Many standards for bottom brackets have been gaining popularity recently such as BB30 and PF30. What are the benefits of these press fit systems over the threaded system that has prevailed for decades? Any drawbacks to be aware of?
- It's cheaper to manufacture cups, even with fine surface finish and reasonable tolerances than threaded shells.
- Especially with carbon frames there was an issue with inserting threaded shells which needed to have perfectly parallel faces. With press-fit cups and cartridge bearings having some factory loose, the tolerances are not so strict.
- A press-fit bearings are just a bit quicker to install. The difference may not be huge, but is significant when assemblig thousands of bikes.

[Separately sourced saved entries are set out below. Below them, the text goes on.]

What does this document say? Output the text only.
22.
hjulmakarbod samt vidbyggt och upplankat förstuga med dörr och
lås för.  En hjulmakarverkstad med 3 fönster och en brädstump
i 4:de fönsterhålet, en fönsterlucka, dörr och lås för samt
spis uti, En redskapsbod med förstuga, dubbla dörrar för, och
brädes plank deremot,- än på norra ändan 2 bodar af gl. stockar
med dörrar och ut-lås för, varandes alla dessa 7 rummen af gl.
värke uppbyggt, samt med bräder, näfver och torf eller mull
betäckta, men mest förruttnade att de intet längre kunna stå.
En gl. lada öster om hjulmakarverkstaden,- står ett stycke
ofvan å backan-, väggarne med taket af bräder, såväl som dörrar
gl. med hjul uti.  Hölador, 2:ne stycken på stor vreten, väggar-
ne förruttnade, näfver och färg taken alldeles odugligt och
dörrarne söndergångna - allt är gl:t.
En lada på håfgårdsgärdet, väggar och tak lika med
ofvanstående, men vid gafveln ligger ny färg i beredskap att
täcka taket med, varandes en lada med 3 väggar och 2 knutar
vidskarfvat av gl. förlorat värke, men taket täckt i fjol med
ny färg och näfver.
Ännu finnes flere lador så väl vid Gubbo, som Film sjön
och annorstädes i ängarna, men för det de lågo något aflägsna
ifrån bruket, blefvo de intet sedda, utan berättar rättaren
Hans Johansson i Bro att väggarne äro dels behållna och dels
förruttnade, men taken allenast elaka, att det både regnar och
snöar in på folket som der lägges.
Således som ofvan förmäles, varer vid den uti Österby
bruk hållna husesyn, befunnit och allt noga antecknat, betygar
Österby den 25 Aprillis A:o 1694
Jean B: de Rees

- Removing a threaded bottom bracket after a few years can be a daunting experience. Especially when no grease/thread glue was applied and it was mounted on a steel frame.
- Thread could easily be damaged when replacing a bottom bracket without care.

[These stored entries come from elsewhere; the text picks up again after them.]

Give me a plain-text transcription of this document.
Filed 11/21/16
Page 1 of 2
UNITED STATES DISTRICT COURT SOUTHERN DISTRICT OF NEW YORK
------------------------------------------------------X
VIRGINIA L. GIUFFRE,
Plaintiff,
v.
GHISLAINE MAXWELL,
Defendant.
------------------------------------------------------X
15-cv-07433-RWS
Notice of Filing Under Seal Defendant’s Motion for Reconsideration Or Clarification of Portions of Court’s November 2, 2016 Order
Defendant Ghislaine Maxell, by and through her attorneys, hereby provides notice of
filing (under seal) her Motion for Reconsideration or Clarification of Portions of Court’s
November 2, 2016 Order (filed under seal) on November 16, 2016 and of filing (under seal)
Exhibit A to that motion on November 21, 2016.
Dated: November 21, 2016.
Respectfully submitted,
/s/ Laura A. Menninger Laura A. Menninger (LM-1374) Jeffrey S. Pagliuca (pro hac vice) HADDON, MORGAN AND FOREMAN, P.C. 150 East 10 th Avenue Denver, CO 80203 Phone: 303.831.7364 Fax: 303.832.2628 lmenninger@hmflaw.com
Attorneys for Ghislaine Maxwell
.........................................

- A new standard is always a good opportunity to use for the advertising department.
- Although sometimes recommended, no tools are usually needed for installation.
- Press-fit connections wear out more quickly when you replace the bearings often.
- Bearings which have to account for imperfections in cup mounting, don't last quite as long.
- It is possible to re-thread a damaged bottom bracket shell thread while it would be way more complicated to replace press-fit cups.
- Bearing removal requires care and experience to protect cup surface from damaging.
There are more diferences, but they are more specific to a given type of bottom brackets, and the ones above are more general. Most of the advantages of press-fit are felt by the manufacturers rather than users, although I do appreciate the ease of installation of these bottom brackets.